Сразу после восхода солнца дон Федерико разослал своих людей на конях искать такие бальзовые деревья, к которым можно было до-браться по тропе. Мы с Германом и самим доном Федерико также составили отряд разведчиков и довольно скоро нашли прогалину со старым деревом, о котором знал наш хозяин. Этот великан намного возвышался над окружающими деревьями и имел до трех футов в поперечнике. Согласно полинезийскому обычаю мы, прежде чем приступить к рубке, окрестили дерево, присвоив ему имя Ку, в честь полинезийского божества южноамериканского происхождения. После этого я взмахнул топором и вогнал его изо всей силы в древесину, так что только гул пошел по лесу. Но рубить сырое бальзовое дерево было почти то же, что стучать тупым колуном по пробке, — топор буквально отскакивал назад, и Герману очень скоро пришлось сменить меня. Так мы и работали, сменяя друг друга и обливаясь потом в тропической жаре.

К полудню Ку стоял словно петух на одной ноге, встряхивая кроной при каждом ударе. Вскоре он зашатался и повалился с тяжелым грохотом наземь, срывая с других деревьев ветки и толстые сучья. Мы очистили ствол и стали снимать кору зигзагами, на индейский лад. Вдруг Герман уронил топор и подскочил в воздух, схватившись рукой за икру, словно исполнял воинственный полинезийский танец. Прямо из штанины вывалился блестящий муравей величиной со скорпиона и с длинным жалом на конце тела. Мы еле смогли раздавить его каблуками, такой плотный панцырь покрывал всё тело муравья.

— Конго,[23]— объяснил дон Федерико сочувственно. — Эта тварь похуже скорпиона, но для здорового человека серьезной опасности не представляет.

Несколько дней Герман ходил распухший и деревянный, но был тем не менее в состоянии разъезжать вместе с нами верхом по лесу в поисках новых бальзовых деревьев. Время от времени из дебрей доносились треск и грохот и по земле передавался глухой гул. Дон федерико удовлетворенно кивал: метисы повалили очередного великана. В течение недели к Ку присоединились Кане, Кама, Ило, Маури, Ра, Ранги, Папа, Таранга, Кура, Кукара и Хити, — в общей сложности двенадцать мощных стволов, названных в честь героев полинезийских преданий, чьи имена пришли на острова через океан из Перу во времена Тики. Затем мы протащили блестящие от проступившего сока брёвна сквозь джунгли, сначала лошадьми, а на последнем отрезке — с помощью имевшегося у дона Федерико трактора, который вытянул их на крутой берег реки около бунгало.

.

                                                                    Мы очистили ствол и стали снимать кору зигзагами.

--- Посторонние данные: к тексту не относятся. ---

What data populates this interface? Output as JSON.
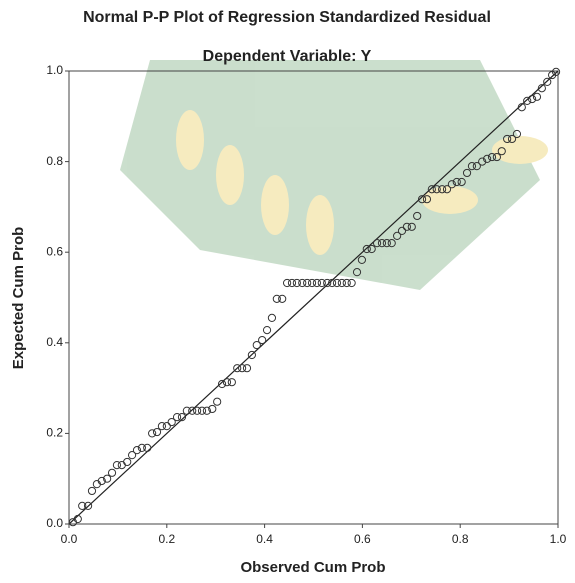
{
  "chart_data": {
    "type": "scatter",
    "title": "Normal P-P Plot of Regression Standardized Residual",
    "subtitle": "Dependent Variable: Y",
    "x_label": "Observed Cum Prob",
    "y_label": "Expected Cum Prob",
    "xlim": [
      0,
      1
    ],
    "ylim": [
      0,
      1
    ],
    "xticks": [
      {
        "value": 0,
        "label": "0.0"
      },
      0.2,
      0.4,
      0.6,
      0.8,
      {
        "value": 1,
        "label": "1.0"
      }
    ],
    "yticks": [
      {
        "value": 0,
        "label": "0.0"
      },
      0.2,
      0.4,
      0.6,
      0.8,
      {
        "value": 1,
        "label": "1.0"
      }
    ],
    "color": "#333333",
    "x": [
      0.008,
      0.018,
      0.027,
      0.039,
      0.047,
      0.057,
      0.067,
      0.078,
      0.088,
      0.098,
      0.108,
      0.119,
      0.129,
      0.139,
      0.149,
      0.16,
      0.17,
      0.18,
      0.19,
      0.2,
      0.21,
      0.221,
      0.231,
      0.241,
      0.252,
      0.262,
      0.272,
      0.282,
      0.293,
      0.303,
      0.313,
      0.323,
      0.333,
      0.344,
      0.354,
      0.364,
      0.374,
      0.384,
      0.395,
      0.405,
      0.415,
      0.425,
      0.436,
      0.446,
      0.456,
      0.466,
      0.477,
      0.487,
      0.497,
      0.507,
      0.517,
      0.528,
      0.538,
      0.548,
      0.558,
      0.568,
      0.578,
      0.589,
      0.599,
      0.609,
      0.619,
      0.63,
      0.64,
      0.65,
      0.66,
      0.671,
      0.681,
      0.691,
      0.701,
      0.712,
      0.722,
      0.732,
      0.742,
      0.752,
      0.763,
      0.773,
      0.783,
      0.793,
      0.803,
      0.814,
      0.824,
      0.834,
      0.845,
      0.855,
      0.865,
      0.875,
      0.885,
      0.896,
      0.906,
      0.916,
      0.926,
      0.937,
      0.947,
      0.957,
      0.967,
      0.978,
      0.988,
      0.996
    ],
    "y": [
      0.004,
      0.011,
      0.04,
      0.04,
      0.073,
      0.088,
      0.095,
      0.1,
      0.113,
      0.13,
      0.13,
      0.137,
      0.152,
      0.163,
      0.168,
      0.168,
      0.2,
      0.203,
      0.216,
      0.216,
      0.225,
      0.236,
      0.236,
      0.25,
      0.25,
      0.25,
      0.25,
      0.25,
      0.254,
      0.27,
      0.309,
      0.313,
      0.313,
      0.344,
      0.344,
      0.344,
      0.373,
      0.395,
      0.406,
      0.428,
      0.455,
      0.497,
      0.497,
      0.532,
      0.532,
      0.532,
      0.532,
      0.532,
      0.532,
      0.532,
      0.532,
      0.532,
      0.532,
      0.532,
      0.532,
      0.532,
      0.532,
      0.556,
      0.583,
      0.607,
      0.607,
      0.62,
      0.62,
      0.62,
      0.62,
      0.636,
      0.647,
      0.656,
      0.656,
      0.68,
      0.717,
      0.717,
      0.739,
      0.739,
      0.739,
      0.739,
      0.75,
      0.755,
      0.755,
      0.775,
      0.79,
      0.79,
      0.8,
      0.806,
      0.81,
      0.81,
      0.823,
      0.85,
      0.85,
      0.861,
      0.92,
      0.934,
      0.938,
      0.943,
      0.962,
      0.976,
      0.991,
      0.998
    ]
  }
}
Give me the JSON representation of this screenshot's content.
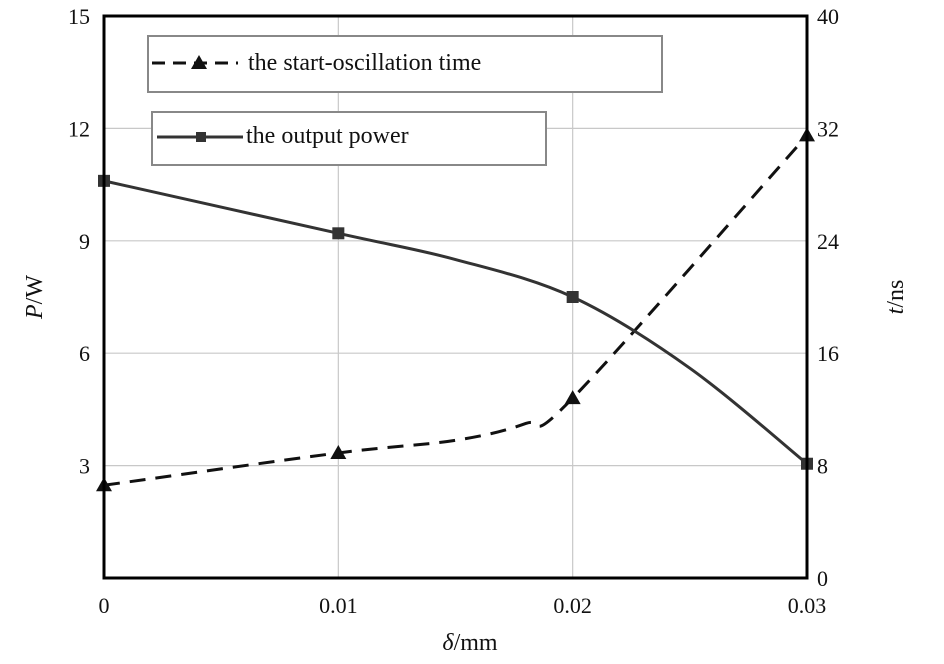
{
  "chart_data": {
    "type": "line",
    "x": [
      0,
      0.01,
      0.02,
      0.03
    ],
    "x_ticks": [
      "0",
      "0.01",
      "0.02",
      "0.03"
    ],
    "xlim": [
      0,
      0.03
    ],
    "xlabel": {
      "symbol": "δ",
      "unit": "/mm"
    },
    "y_left": {
      "label": {
        "symbol": "P",
        "unit": "/W"
      },
      "lim": [
        0,
        15
      ],
      "ticks": [
        "3",
        "6",
        "9",
        "12",
        "15"
      ],
      "tick_values": [
        3,
        6,
        9,
        12,
        15
      ]
    },
    "y_right": {
      "label": {
        "symbol": "t",
        "unit": "/ns"
      },
      "lim": [
        0,
        40
      ],
      "ticks": [
        "0",
        "8",
        "16",
        "24",
        "32",
        "40"
      ],
      "tick_values": [
        0,
        8,
        16,
        24,
        32,
        40
      ]
    },
    "grid": true,
    "series": [
      {
        "name": "the start-oscillation time",
        "axis": "right",
        "style": "dashed",
        "marker": "triangle",
        "color": "#111111",
        "x": [
          0,
          0.01,
          0.015,
          0.018,
          0.02,
          0.03
        ],
        "values": [
          6.6,
          8.9,
          9.8,
          11.0,
          12.8,
          31.5
        ],
        "marker_indices": [
          0,
          1,
          4,
          5
        ]
      },
      {
        "name": "the output power",
        "axis": "left",
        "style": "solid",
        "marker": "square",
        "color": "#333333",
        "x": [
          0,
          0.01,
          0.015,
          0.02,
          0.025,
          0.03
        ],
        "values": [
          10.6,
          9.2,
          8.5,
          7.5,
          5.6,
          3.05
        ],
        "marker_indices": [
          0,
          1,
          3,
          5
        ]
      }
    ],
    "legend_placement": "top-left"
  }
}
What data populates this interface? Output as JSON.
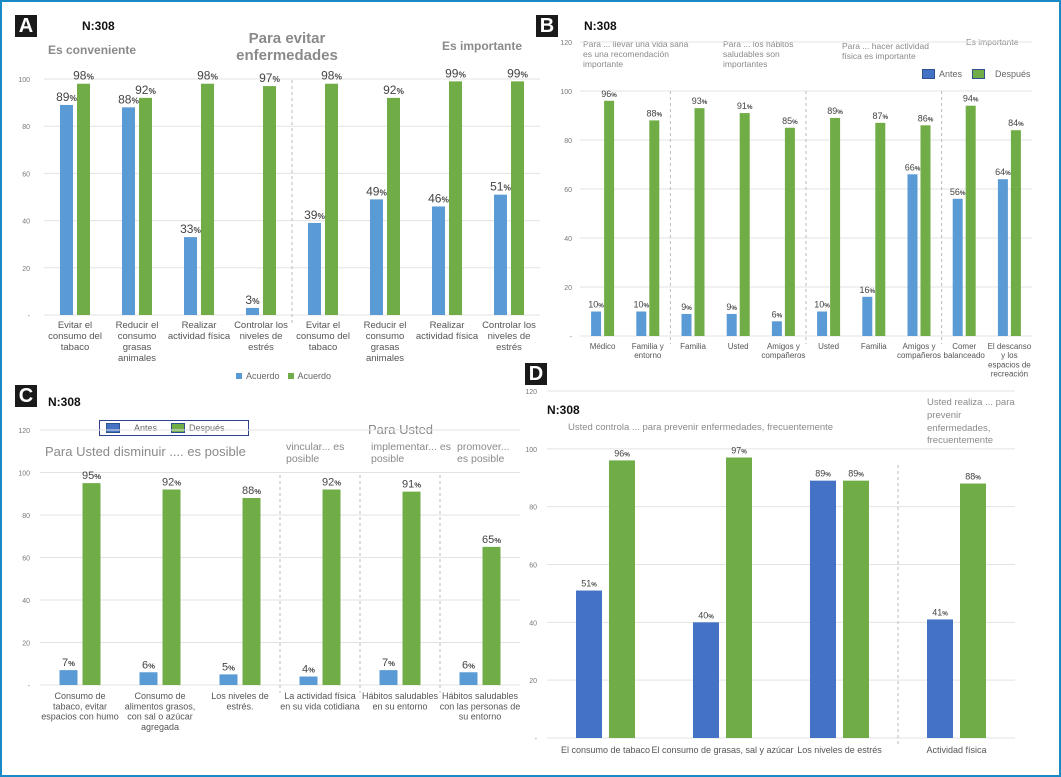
{
  "colors": {
    "antes_light": "#5b9bd5",
    "antes_dark": "#4472c4",
    "despues": "#70ad47",
    "grid": "#e3e3e3",
    "axis_text": "#777777",
    "label_text": "#444444",
    "frame": "#1a8ac6"
  },
  "chart_data": [
    {
      "panel": "A",
      "type": "bar",
      "n_label": "N:308",
      "title": "Para evitar enfermedades",
      "group_titles": [
        "Es conveniente",
        "Es importante"
      ],
      "yticks": [
        "-",
        "20",
        "40",
        "60",
        "80",
        "100"
      ],
      "ylim": [
        0,
        100
      ],
      "categories": [
        "Evitar el consumo del tabaco",
        "Reducir el consumo grasas animales",
        "Realizar actividad física",
        "Controlar los niveles de estrés",
        "Evitar el consumo del tabaco",
        "Reducir el consumo grasas animales",
        "Realizar actividad física",
        "Controlar los niveles de estrés"
      ],
      "category_lines": [
        [
          "Evitar el",
          "consumo del",
          "tabaco"
        ],
        [
          "Reducir el",
          "consumo",
          "grasas",
          "animales"
        ],
        [
          "Realizar",
          "actividad física"
        ],
        [
          "Controlar los",
          "niveles de",
          "estrés"
        ],
        [
          "Evitar el",
          "consumo del",
          "tabaco"
        ],
        [
          "Reducir el",
          "consumo",
          "grasas",
          "animales"
        ],
        [
          "Realizar",
          "actividad física"
        ],
        [
          "Controlar los",
          "niveles de",
          "estrés"
        ]
      ],
      "series": [
        {
          "name": "Acuerdo",
          "key": "antes",
          "values": [
            89,
            88,
            33,
            3,
            39,
            49,
            46,
            51
          ]
        },
        {
          "name": "Acuerdo",
          "key": "despues",
          "values": [
            98,
            92,
            98,
            97,
            98,
            92,
            99,
            99
          ]
        }
      ],
      "dividers_after": [
        4
      ],
      "legend": [
        "Acuerdo",
        "Acuerdo"
      ],
      "legend_position": "bottom"
    },
    {
      "panel": "B",
      "type": "bar",
      "n_label": "N:308",
      "group_titles": [
        "Para ... llevar una vida sana es una recomendación importante",
        "Para ... los hábitos saludables son importantes",
        "Para ... hacer actividad física es importante",
        "Es importante"
      ],
      "yticks": [
        "-",
        "20",
        "40",
        "60",
        "80",
        "100",
        "120"
      ],
      "ylim": [
        0,
        120
      ],
      "categories": [
        "Médico",
        "Familia y entorno",
        "Familia",
        "Usted",
        "Amigos y compañeros",
        "Usted",
        "Familia",
        "Amigos y compañeros",
        "Comer balanceado",
        "El descanso y los espacios de recreación"
      ],
      "category_lines": [
        [
          "Médico"
        ],
        [
          "Familia y",
          "entorno"
        ],
        [
          "Familia"
        ],
        [
          "Usted"
        ],
        [
          "Amigos y",
          "compañeros"
        ],
        [
          "Usted"
        ],
        [
          "Familia"
        ],
        [
          "Amigos y",
          "compañeros"
        ],
        [
          "Comer",
          "balanceado"
        ],
        [
          "El descanso",
          "y los",
          "espacios de",
          "recreación"
        ]
      ],
      "series": [
        {
          "name": "Antes",
          "key": "antes",
          "values": [
            10,
            10,
            9,
            9,
            6,
            10,
            16,
            66,
            56,
            64
          ]
        },
        {
          "name": "Después",
          "key": "despues",
          "values": [
            96,
            88,
            93,
            91,
            85,
            89,
            87,
            86,
            94,
            84
          ]
        }
      ],
      "dividers_after": [
        2,
        5,
        8
      ],
      "legend": [
        "Antes",
        "Después"
      ],
      "legend_position": "top-right"
    },
    {
      "panel": "C",
      "type": "bar",
      "n_label": "N:308",
      "group_titles": [
        "Para Usted disminuir .... es posible",
        "Para Usted",
        "vincular... es posible",
        "implementar... es posible",
        "promover... es posible"
      ],
      "yticks": [
        "-",
        "20",
        "40",
        "60",
        "80",
        "100",
        "120"
      ],
      "ylim": [
        0,
        120
      ],
      "categories": [
        "Consumo de tabaco, evitar espacios con humo",
        "Consumo de alimentos grasos, con sal o azúcar agregada",
        "Los niveles de estrés.",
        "La actividad física en su vida cotidiana",
        "Hábitos saludables en su entorno",
        "Hábitos saludables con las personas de su entorno"
      ],
      "category_lines": [
        [
          "Consumo de",
          "tabaco, evitar",
          "espacios con humo"
        ],
        [
          "Consumo de",
          "alimentos grasos,",
          "con sal o azúcar",
          "agregada"
        ],
        [
          "Los niveles de",
          "estrés."
        ],
        [
          "La actividad física",
          "en su vida cotidiana"
        ],
        [
          "Hábitos saludables",
          "en su entorno"
        ],
        [
          "Hábitos saludables",
          "con las personas de",
          "su entorno"
        ]
      ],
      "series": [
        {
          "name": "Antes",
          "key": "antes",
          "values": [
            7,
            6,
            5,
            4,
            7,
            6
          ]
        },
        {
          "name": "Después",
          "key": "despues",
          "values": [
            95,
            92,
            88,
            92,
            91,
            65
          ]
        }
      ],
      "dividers_after": [
        3,
        4,
        5
      ],
      "legend": [
        "Antes",
        "Después"
      ],
      "legend_position": "top-left"
    },
    {
      "panel": "D",
      "type": "bar",
      "n_label": "N:308",
      "group_titles": [
        "Usted controla ... para prevenir enfermedades, frecuentemente",
        "Usted realiza ... para prevenir enfermedades, frecuentemente"
      ],
      "yticks": [
        "-",
        "20",
        "40",
        "60",
        "80",
        "100",
        "120"
      ],
      "ylim": [
        0,
        120
      ],
      "categories": [
        "El consumo de tabaco",
        "El consumo de grasas, sal y azúcar",
        "Los niveles de estrés",
        "Actividad física"
      ],
      "category_lines": [
        [
          "El consumo de tabaco"
        ],
        [
          "El consumo de grasas, sal y azúcar"
        ],
        [
          "Los niveles de estrés"
        ],
        [
          "Actividad física"
        ]
      ],
      "series": [
        {
          "name": "Antes",
          "key": "antes",
          "values": [
            51,
            40,
            89,
            41
          ]
        },
        {
          "name": "Después",
          "key": "despues",
          "values": [
            96,
            97,
            89,
            88
          ]
        }
      ],
      "dividers_after": [
        3
      ],
      "legend": [],
      "legend_position": "none"
    }
  ]
}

Сырые брёвна отнюдь не были легкими как пробка. Каждое из них безусловно весило не меньше тонны, и мы не без волнения ожидали момента, когда нам предстояло убедиться, как они будут плыть. Мы подтягивали каждое бревно в отдельности к самому краю обрыва, где привязывали к ним крепкие лианы, чтобы ствол не был унесен течением. Затем мы скатывали их поочередно в воду, так что только брызги летели. Попав в реку, стволы всплывали на поверхность, погрузившись примерно на половину диаметра, и мы могли свободно балансировать по ним; при этом тяжелые великаны даже и не вздрагивали. С помощью длинных лиан, свисавших с крон деревьев, мы связали из бревен два временных плота, которые и скрепили друг с другом. Затем мы погрузили необходимый запас бамбука и лиан и разместились на борту вместе с Германом, в сопровождении двух таинственных метисов, с которыми не могли объясниться ни на каком языке.

И вот мы наконец отчалили. Бурное течение сразу подхватило связанные брёвна и быстро понесло вниз но реке. Последнее, что мы видели сквозь пелену дождя, когда огибали первый мысок, были наши славные друзья, которые махали нам вслед, стоя на берегу у бунгало. Мы забрались под навес из свежих банановых листьев, предоставив дело навигации двум коричневым экспертам, расположившимся каждый со своим огромным веслом на носу и на корме. Они играючи направляли плот в самую бурную часть течения, которое несло нас вприпрыжку по извивам между затонувшими деревьями и песчаными отмелями.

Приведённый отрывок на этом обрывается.